La verifica è stata avviata in relazione alla vicenda dei ragazzi ustionati nell’incendio di Crans-Montana. In una nota, l’Aifa precisa di aver accertato che la carenza non riguarda l’assenza di opzioni terapeutiche alternative con pari efficacia.
Secondo l’Agenzia, la ridotta disponibilità del prodotto è legata, tra le altre cause, a una produzione insufficiente rispetto all’elevata richiesta di medicinale, aumentata anche in seguito ai recenti eventi bellici in diversi Paesi. L’Aifa segnala inoltre che sono in corso interventi per la risoluzione dei problemi strutturali di produzione.

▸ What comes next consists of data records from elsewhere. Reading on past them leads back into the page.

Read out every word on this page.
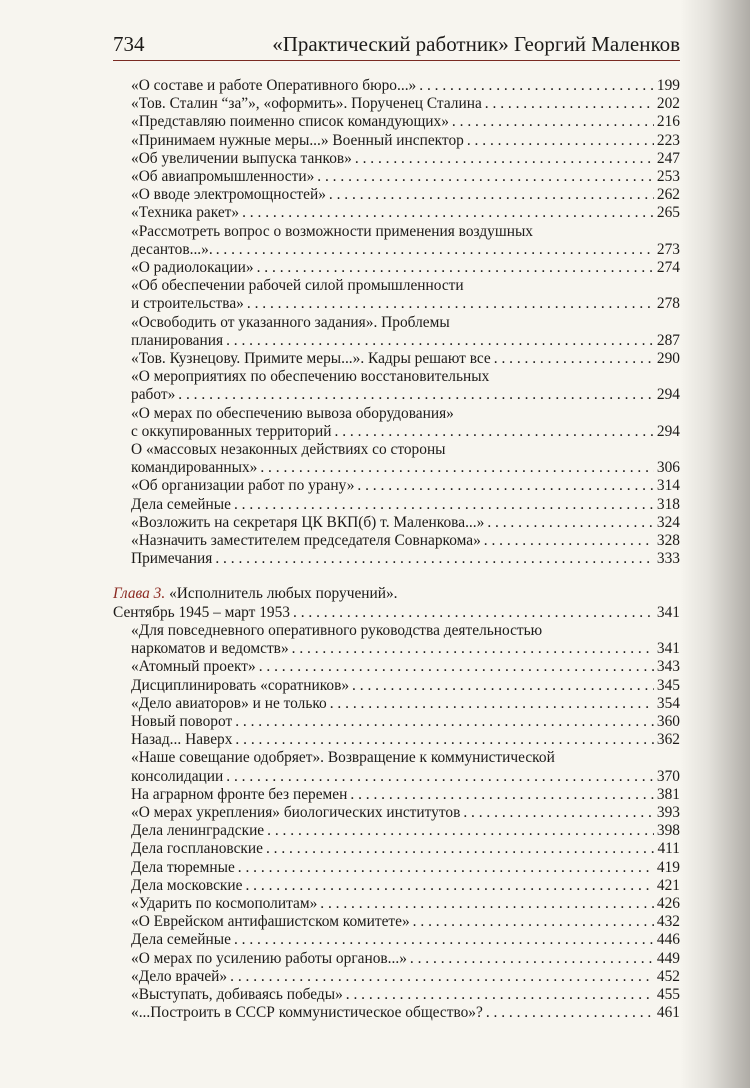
734	«Практический работник» Георгий Маленков
«О составе и работе Оперативного бюро...» . . .	199
«Тов. Сталин “за”», «оформить». Порученец Сталина . . .	202
«Представляю поименно список командующих» . . .	216
«Принимаем нужные меры...» Военный инспектор . . .	223
«Об увеличении выпуска танков» . . .	247
«Об авиапромышленности» . . .	253
«О вводе электромощностей» . . .	262
«Техника ракет» . . .	265
«Рассмотреть вопрос о возможности применения воздушных
десантов...». . . .	273
«О радиолокации» . . .	274
«Об обеспечении рабочей силой промышленности
и строительства» . . .	278
«Освободить от указанного задания». Проблемы
планирования . . .	287
«Тов. Кузнецову. Примите меры...». Кадры решают все . . .	290
«О мероприятиях по обеспечению восстановительных
работ» . . .	294
«О мерах по обеспечению вывоза оборудования»
с оккупированных территорий . . .	294
О «массовых незаконных действиях со стороны
командированных» . . .	306
«Об организации работ по урану» . . .	314
Дела семейные . . .	318
«Возложить на секретаря ЦК ВКП(б) т. Маленкова...» . . .	324
«Назначить заместителем председателя Совнаркома» . . .	328
Примечания . . .	333
Глава 3. «Исполнитель любых поручений».
Сентябрь 1945 – март 1953 . . .	341
«Для повседневного оперативного руководства деятельностью
наркоматов и ведомств» . . .	341
«Атомный проект» . . .	343
Дисциплинировать «соратников» . . .	345
«Дело авиаторов» и не только . . .	354
Новый поворот . . .	360
Назад... Наверх . . .	362
«Наше совещание одобряет». Возвращение к коммунистической
консолидации . . .	370
На аграрном фронте без перемен . . .	381
«О мерах укрепления» биологических институтов . . .	393
Дела ленинградские . . .	398
Дела госплановские . . .	411
Дела тюремные . . .	419
Дела московские . . .	421
«Ударить по космополитам» . . .	426
«О Еврейском антифашистском комитете» . . .	432
Дела семейные . . .	446
«О мерах по усилению работы органов...» . . .	449
«Дело врачей» . . .	452
«Выступать, добиваясь победы» . . .	455
«...Построить в СССР коммунистическое общество»? . . .	461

L’uso di questi trattamenti è riservato a strutture altamente specializzate nella gestione delle ustioni gravi e, per garantire un’efficacia ottimale, deve avvenire non oltre cinque giorni dall’evento, in coerenza con le linee guida italiane.
Per far fronte alle esigenze assistenziali, è stata attivata una compensazione collaborativa delle forniture tra strutture sanitarie pubbliche. L’Aifa ha inoltre contattato il titolare del medicinale per verificare la disponibilità del prodotto presso altre strutture, in particolare presso l’Ospedale Niguarda, al fine di agevolare eventuali necessità di approvvigionamento anche attraverso altre aziende ospedaliere.